Le protocole expérimental pour identifier les bactéries du métro de Hong Kong. // Source : Cell Reports

Le protocole expérimental pour identifier les bactéries du métro de Hong Kong.

Source : Cell Reports

Le nombre de bactéries évolue dans la journée

« Le matin, chaque ligne a ses propres caractéristiques microbiennes, qui reflètent dans une grande mesure les caractéristiques de la ville qu’elle traverse. Par exemple, la ligne de métro qui longe la côte a été colonisée principalement par des espèces bactériennes aquatiques. Pendant la journée, alors que de plus en plus de gens utilisent le métro, la communauté microbienne commence à devenir plus similaire, dominée par les bactéries commensales de la peau humaine », explique Gianni Panagioutou à Gizmodo.

Les chercheurs notent qu’au petit matin, il y a plus de 140 espèces de bactéries différentes en début de ligne. Parmi elles, 48 espèces continuent à se multiplier au cours de la journée, et gagnent du terrain dans les autres lignes du métro. « Le moment de l’échantillonnage (le matin ou l’après-midi) est l’un des déterminants majeurs des changements et des récurrences dans la composition et la diversité de la communauté », écrivent les auteurs de l’étude.

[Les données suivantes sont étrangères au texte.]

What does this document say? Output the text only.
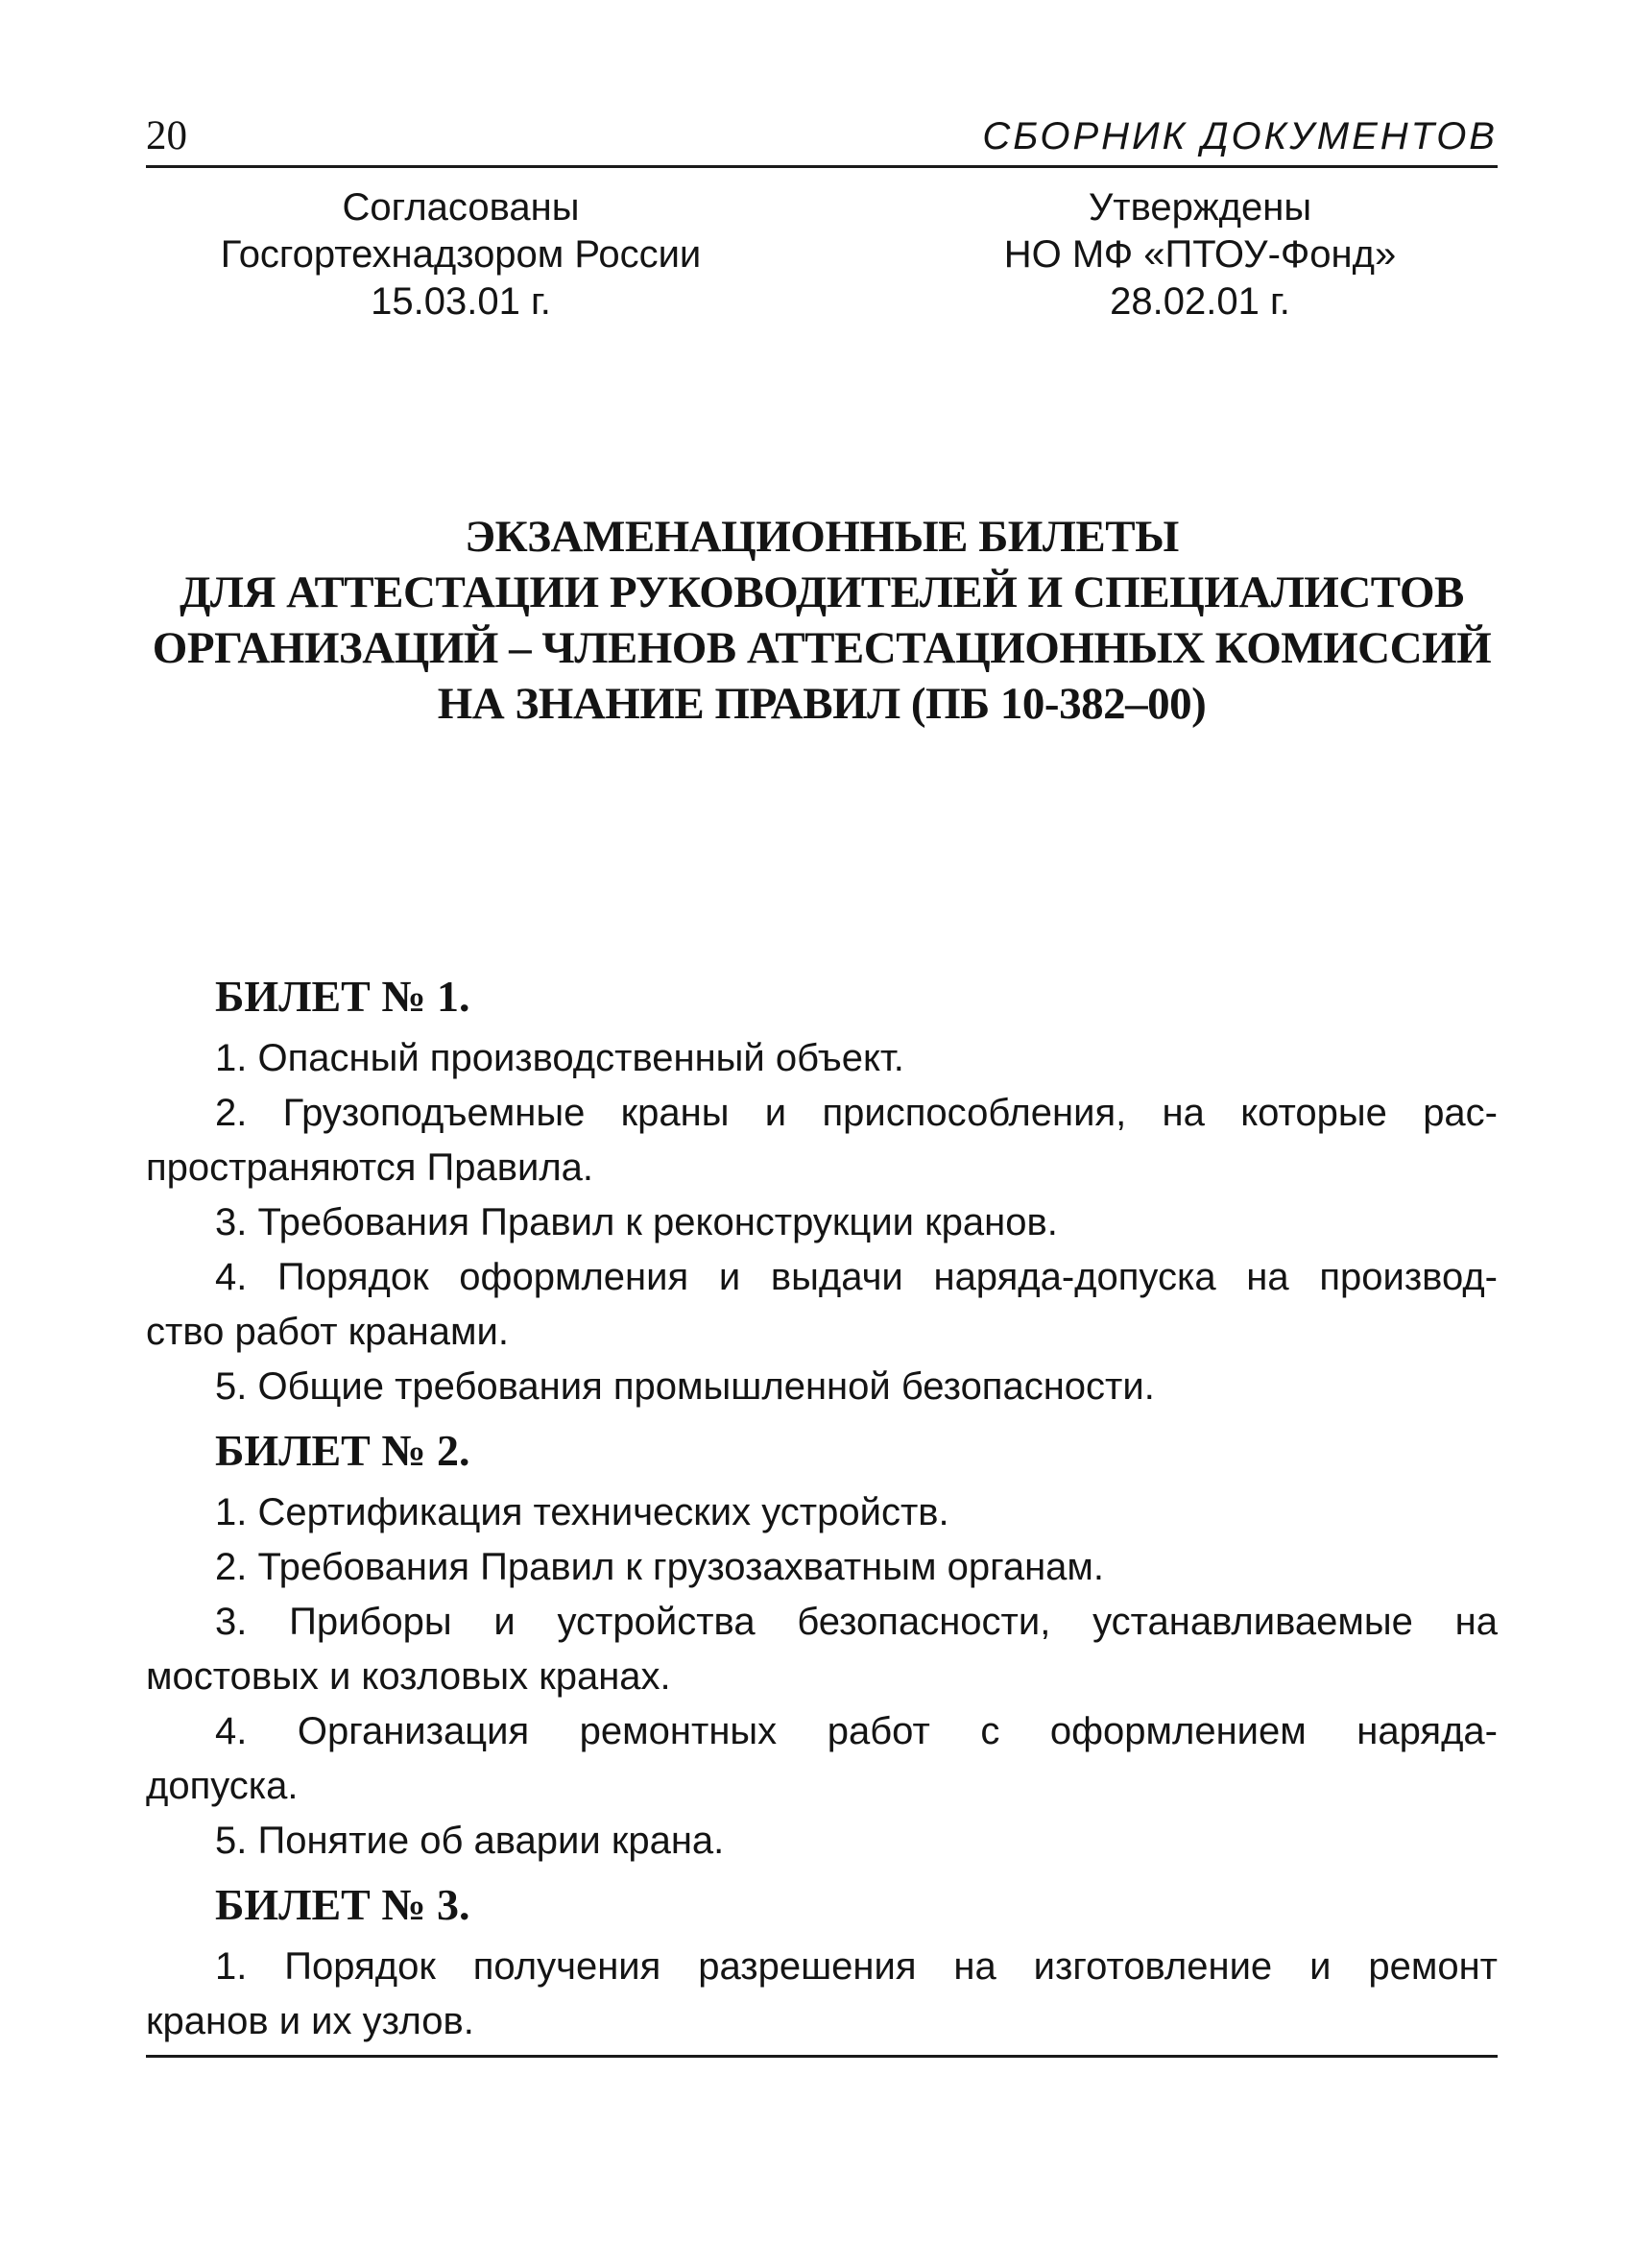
20	СБОРНИК ДОКУМЕНТОВ
Согласованы
Госгортехнадзором России
15.03.01 г.
Утверждены
НО МФ «ПТОУ-Фонд»
28.02.01 г.
ЭКЗАМЕНАЦИОННЫЕ БИЛЕТЫ
ДЛЯ АТТЕСТАЦИИ РУКОВОДИТЕЛЕЙ И СПЕЦИАЛИСТОВ
ОРГАНИЗАЦИЙ – ЧЛЕНОВ АТТЕСТАЦИОННЫХ КОМИССИЙ
НА ЗНАНИЕ ПРАВИЛ (ПБ 10-382–00)
БИЛЕТ № 1.
1. Опасный производственный объект.
2. Грузоподъемные краны и приспособления, на которые рас-
пространяются Правила.
3. Требования Правил к реконструкции кранов.
4. Порядок оформления и выдачи наряда-допуска на производ-
ство работ кранами.
5. Общие требования промышленной безопасности.
БИЛЕТ № 2.
1. Сертификация технических устройств.
2. Требования Правил к грузозахватным органам.
3. Приборы и устройства безопасности, устанавливаемые на
мостовых и козловых кранах.
4. Организация ремонтных работ с оформлением наряда-
допуска.
5. Понятие об аварии крана.
БИЛЕТ № 3.
1. Порядок получения разрешения на изготовление и ремонт
кранов и их узлов.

Des communautés prennent l’ascendant sur d’autres

Les chercheurs citent l’effet Matthieu pour expliquer ce phénomène : en vertu de ce mécanisme, les meilleurs éléments tendent à prendre l’avantage sur les autres. De la même manière, certaines communautés microbiennes présentes dans les lignes de métro deviennent plus abondantes que les autres, à certains moments de la journée.

Lorsque le métro est en circulation, ce sont les bactéries apportées par les humains qui deviennent plus nombreuses. Quant à celles qui ne sont pas liées à la présence humaine, elles ne « recouvrent leur niche écologique » qu’à partir des heures où le trafic est terminé.

Les bactéries les moins abondantes sont en bleues, les plus abondantes en rouge. // Source : Cell Reports

Les bactéries les moins abondantes sont en bleues, les plus abondantes en rouge.

Source : Cell Reports

Les chercheurs ont constaté que certains microbes étaient spécifiques à certaines lignes, en fonction de leur point de départ. Par exemple, les lignes Ma On Shan et East Rail — cette dernière est reliée au reste de la Chine —  contenaient des espèces que l’on observe habituellement par terre.

Des bactéries résistantes aux antibiotiques

Plus inquiétant : les gènes de résistance portés par ces bactéries leur permettaient de lutter contre certains antibiotiques médicaux. D’autres sont capables de résister à la tétracycline, un antibiotique notamment utilisé dans l’alimentation des porcs. Un espèce, trouvée sur les lignes situées au nord de la vile, s’était par exemple dispersée dans l’ensemble des lignes de métro le soir.

Cette étude confirme ainsi qu’une véritable vie microbienne existe dans le métro de Hong Kong, et que la situation est probablement analogue dans d’autres villes du monde. Chaque réseau de transport abriterait ainsi sa propre communauté de bactéries, qui se déplacent au gré de la journée en fonction des trajets des voyageurs.